Moments of resilience or courage

From Failure to Flow: Lessons from the Sea and Beyond

By Commander Amit Arvind (Retd) 

As a schoolboy, I was always at the top of my class. But joining the National Defence Academy was a wakeup call. Surrounded by brilliant peers excelling in academics, sports, and leadership, I struggled. For five terms, I scraped through, just passing. In my fifth term, I chose sailing over studying for exams — and failed. 

Relegation was a shock. My parents were stunned, my friends disbelieving. I had to join a junior course, carrying the stigma of failure. Yet, an adjutant showed unexpected compassion, wiping my punishments clean and telling me to start afresh. My course mates rallied around me, offering support that remains unmatched even today. That failure became my turning point. I topped academics the next term, won a boxing medal, and passed out as the best naval cadet. 

In the Navy, I carried that hunger forward. As a young officer on INS Kripan, I was eager to prove myself during a boarding operation. My commanding officer, calm and deliberate, refused to send us aboard. Minutes later, the vessel blew itself up. His decision saved my life. That moment reshaped my view of leadership: wisdom often lies in restraint, not action. 

During Kargil, I served on INS Veer, deployed off Pakistan amidst rough seas and devastation. Dead bodies of fishermen floated around us — a reminder that nature’s fury can be more relentless than war itself. 

Parallel to service, I pursued sailing as a sport. From national championships to Asian Games medals, I discovered that the real joy lay not in winning but in the process — the training, the discipline, the flow. Even today, at 51, I run marathons and stay fit, driven by the same lesson: success is fleeting, but the process sustains. 

Reflection 

Failure at NDA taught me resilience. It showed me that setbacks can ignite hunger and discipline if met with support and reflection. Leadership at sea taught me that calm judgment saves lives, and that not every opportunity for glory should be seized. 

Sports reinforced the value of process over results. Medals fade, but the state of flow, the joy of training, and the discipline of preparation remain lifelong companions. 

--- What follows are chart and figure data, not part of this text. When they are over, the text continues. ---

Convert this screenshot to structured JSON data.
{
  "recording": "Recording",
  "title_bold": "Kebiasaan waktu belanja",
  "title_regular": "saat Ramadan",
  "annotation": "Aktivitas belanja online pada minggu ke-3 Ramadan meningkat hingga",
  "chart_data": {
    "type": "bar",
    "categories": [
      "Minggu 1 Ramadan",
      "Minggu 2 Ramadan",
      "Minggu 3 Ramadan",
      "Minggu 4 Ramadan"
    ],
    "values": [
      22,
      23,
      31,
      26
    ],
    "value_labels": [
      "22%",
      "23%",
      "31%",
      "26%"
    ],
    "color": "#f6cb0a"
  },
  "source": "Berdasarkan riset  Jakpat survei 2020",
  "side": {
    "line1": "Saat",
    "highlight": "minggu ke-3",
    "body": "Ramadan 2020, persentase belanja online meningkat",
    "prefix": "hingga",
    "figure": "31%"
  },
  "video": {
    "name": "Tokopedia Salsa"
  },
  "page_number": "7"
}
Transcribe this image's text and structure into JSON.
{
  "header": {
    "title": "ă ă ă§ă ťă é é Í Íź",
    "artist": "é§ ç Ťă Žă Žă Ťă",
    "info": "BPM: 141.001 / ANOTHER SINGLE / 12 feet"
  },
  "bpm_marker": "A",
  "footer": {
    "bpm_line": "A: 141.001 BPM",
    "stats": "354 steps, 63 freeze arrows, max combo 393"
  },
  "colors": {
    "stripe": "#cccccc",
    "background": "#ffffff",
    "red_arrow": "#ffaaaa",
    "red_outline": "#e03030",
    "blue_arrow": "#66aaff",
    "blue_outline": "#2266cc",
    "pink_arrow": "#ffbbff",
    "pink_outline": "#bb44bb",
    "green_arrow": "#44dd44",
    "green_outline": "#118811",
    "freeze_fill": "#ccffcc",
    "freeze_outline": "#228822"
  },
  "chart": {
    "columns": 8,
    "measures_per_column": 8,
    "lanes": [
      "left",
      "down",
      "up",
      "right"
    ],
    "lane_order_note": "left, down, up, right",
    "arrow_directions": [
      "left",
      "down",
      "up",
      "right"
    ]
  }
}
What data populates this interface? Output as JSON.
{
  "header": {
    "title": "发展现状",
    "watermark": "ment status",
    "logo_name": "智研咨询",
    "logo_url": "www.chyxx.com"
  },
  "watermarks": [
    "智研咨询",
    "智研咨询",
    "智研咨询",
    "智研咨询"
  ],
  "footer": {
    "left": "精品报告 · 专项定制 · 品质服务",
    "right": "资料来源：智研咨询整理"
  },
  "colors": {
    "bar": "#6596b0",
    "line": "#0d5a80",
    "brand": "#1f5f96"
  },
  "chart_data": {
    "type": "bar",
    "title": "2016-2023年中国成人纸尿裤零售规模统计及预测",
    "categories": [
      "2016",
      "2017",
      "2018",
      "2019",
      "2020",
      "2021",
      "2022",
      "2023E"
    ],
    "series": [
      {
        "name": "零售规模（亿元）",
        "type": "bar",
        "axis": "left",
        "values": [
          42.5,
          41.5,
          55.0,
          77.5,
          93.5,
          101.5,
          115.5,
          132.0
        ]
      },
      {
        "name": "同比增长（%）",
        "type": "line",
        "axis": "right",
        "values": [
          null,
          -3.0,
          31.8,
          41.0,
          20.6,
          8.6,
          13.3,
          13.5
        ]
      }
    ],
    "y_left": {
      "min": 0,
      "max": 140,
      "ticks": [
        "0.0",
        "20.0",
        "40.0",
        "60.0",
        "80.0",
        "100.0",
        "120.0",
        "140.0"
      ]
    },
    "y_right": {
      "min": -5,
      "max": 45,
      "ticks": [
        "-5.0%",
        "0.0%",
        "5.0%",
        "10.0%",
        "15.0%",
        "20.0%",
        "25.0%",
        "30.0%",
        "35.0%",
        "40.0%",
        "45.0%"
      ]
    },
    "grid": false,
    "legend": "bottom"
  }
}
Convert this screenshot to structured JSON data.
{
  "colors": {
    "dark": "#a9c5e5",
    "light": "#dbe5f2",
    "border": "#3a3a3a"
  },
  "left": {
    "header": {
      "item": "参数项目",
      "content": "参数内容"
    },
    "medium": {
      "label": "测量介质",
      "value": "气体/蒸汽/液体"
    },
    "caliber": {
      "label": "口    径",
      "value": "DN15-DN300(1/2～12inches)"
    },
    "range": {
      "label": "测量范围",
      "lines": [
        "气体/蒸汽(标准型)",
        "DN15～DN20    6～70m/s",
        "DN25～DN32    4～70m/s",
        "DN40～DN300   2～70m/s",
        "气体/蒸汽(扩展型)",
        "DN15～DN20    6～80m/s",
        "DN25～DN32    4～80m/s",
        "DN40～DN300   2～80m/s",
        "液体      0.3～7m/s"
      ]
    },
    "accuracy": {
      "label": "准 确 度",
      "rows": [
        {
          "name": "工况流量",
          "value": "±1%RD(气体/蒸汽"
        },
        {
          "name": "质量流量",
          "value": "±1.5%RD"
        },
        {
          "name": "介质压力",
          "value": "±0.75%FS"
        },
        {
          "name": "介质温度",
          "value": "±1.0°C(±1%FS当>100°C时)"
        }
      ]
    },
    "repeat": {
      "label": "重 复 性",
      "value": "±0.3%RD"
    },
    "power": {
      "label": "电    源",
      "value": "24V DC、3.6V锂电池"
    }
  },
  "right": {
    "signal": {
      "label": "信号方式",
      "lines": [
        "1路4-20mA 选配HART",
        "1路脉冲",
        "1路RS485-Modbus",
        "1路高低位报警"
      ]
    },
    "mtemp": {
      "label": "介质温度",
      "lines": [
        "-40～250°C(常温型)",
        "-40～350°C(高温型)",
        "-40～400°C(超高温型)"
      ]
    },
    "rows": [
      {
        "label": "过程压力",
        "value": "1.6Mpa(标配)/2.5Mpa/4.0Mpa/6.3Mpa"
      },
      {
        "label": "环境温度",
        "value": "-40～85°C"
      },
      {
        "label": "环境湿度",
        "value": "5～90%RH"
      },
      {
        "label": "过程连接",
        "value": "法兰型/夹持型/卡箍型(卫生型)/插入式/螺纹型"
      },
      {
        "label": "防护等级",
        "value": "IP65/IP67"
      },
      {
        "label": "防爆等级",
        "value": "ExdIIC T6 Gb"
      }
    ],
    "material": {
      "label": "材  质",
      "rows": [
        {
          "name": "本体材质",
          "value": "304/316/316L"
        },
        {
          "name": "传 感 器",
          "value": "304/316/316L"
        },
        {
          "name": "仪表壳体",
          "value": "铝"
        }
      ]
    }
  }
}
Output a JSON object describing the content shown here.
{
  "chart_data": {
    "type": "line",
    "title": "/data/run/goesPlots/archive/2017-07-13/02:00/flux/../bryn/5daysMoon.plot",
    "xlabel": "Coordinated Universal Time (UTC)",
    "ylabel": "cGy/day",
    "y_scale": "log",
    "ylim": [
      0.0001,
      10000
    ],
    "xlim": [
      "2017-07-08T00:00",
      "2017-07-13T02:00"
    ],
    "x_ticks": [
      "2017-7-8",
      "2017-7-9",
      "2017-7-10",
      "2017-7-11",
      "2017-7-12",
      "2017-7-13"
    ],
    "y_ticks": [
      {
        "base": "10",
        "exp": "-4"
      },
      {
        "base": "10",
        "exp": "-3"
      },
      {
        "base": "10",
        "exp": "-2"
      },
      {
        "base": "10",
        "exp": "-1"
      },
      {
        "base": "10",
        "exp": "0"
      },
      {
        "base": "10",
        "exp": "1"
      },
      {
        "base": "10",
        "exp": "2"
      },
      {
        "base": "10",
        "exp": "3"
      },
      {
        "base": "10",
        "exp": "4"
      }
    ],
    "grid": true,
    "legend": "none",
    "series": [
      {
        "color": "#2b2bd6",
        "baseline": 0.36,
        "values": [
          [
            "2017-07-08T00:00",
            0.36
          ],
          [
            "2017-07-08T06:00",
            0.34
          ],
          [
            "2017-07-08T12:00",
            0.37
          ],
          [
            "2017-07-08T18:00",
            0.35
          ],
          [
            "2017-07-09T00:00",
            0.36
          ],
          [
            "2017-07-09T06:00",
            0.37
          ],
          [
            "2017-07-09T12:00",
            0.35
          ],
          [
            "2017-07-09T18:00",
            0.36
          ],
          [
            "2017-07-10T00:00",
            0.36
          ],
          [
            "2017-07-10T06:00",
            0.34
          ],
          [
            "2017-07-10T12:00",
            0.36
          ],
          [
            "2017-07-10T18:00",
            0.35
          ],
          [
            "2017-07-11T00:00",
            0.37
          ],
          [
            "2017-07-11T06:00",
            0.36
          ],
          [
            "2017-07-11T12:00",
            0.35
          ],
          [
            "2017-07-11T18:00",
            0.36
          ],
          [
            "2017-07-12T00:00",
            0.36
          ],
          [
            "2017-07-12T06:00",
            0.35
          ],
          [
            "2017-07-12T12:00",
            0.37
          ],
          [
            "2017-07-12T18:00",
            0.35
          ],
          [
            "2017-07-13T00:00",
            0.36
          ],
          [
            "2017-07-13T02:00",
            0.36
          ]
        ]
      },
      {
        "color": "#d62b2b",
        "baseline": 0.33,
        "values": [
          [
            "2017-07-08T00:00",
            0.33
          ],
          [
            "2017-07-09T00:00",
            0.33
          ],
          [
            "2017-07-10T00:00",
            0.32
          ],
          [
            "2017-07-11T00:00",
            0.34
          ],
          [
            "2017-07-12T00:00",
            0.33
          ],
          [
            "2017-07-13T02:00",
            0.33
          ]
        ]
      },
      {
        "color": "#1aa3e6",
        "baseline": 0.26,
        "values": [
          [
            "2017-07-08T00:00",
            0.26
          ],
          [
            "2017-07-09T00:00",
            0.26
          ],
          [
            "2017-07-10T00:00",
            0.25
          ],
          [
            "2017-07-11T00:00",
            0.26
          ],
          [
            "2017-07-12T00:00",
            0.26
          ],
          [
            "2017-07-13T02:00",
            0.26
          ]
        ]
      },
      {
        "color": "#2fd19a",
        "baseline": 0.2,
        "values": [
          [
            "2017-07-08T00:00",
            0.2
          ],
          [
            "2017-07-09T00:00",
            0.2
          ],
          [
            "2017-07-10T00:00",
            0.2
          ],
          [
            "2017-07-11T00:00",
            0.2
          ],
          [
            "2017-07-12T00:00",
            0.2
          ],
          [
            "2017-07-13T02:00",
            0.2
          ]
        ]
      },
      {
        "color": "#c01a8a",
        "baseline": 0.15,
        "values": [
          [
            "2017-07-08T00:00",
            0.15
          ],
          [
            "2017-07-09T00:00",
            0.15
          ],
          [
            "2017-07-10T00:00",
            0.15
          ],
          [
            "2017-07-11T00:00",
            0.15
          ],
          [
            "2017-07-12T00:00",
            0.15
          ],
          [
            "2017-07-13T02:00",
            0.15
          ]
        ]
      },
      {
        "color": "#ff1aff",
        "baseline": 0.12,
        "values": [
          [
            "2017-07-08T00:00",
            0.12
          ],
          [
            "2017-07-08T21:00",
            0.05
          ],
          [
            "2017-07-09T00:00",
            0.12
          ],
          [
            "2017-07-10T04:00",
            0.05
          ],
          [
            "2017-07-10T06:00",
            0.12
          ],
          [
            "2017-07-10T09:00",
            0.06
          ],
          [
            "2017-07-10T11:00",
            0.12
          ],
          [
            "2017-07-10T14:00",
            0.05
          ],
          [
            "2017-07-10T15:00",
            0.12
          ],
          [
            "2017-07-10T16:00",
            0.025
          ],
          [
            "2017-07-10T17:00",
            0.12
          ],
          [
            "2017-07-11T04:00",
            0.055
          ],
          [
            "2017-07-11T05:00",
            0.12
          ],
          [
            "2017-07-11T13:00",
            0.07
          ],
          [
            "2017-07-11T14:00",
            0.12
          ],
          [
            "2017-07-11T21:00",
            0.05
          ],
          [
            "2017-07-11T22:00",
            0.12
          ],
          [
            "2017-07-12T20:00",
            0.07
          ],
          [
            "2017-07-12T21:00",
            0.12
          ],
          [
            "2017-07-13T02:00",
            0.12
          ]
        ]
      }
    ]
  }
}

Together, these experiences taught me that success is not about avoiding failure, but about learning from it, trusting the process, and staying balanced. 

ABCEL Perspective 

Commander Amit’s journey highlights the power of failure as a teacher, restraint as leadership, and process as the true path to excellence. Veterans bring these lessons into civilian life: they know how to recover from setbacks, lead with calm judgment, and sustain effort over the long term. 

In a world obsessed with instant success, veterans remind us that resilience, patience, and balance are the real foundations of achievement. ABCEL celebrates these lived experiences, showing how military ethos enriches civilian careers and communities.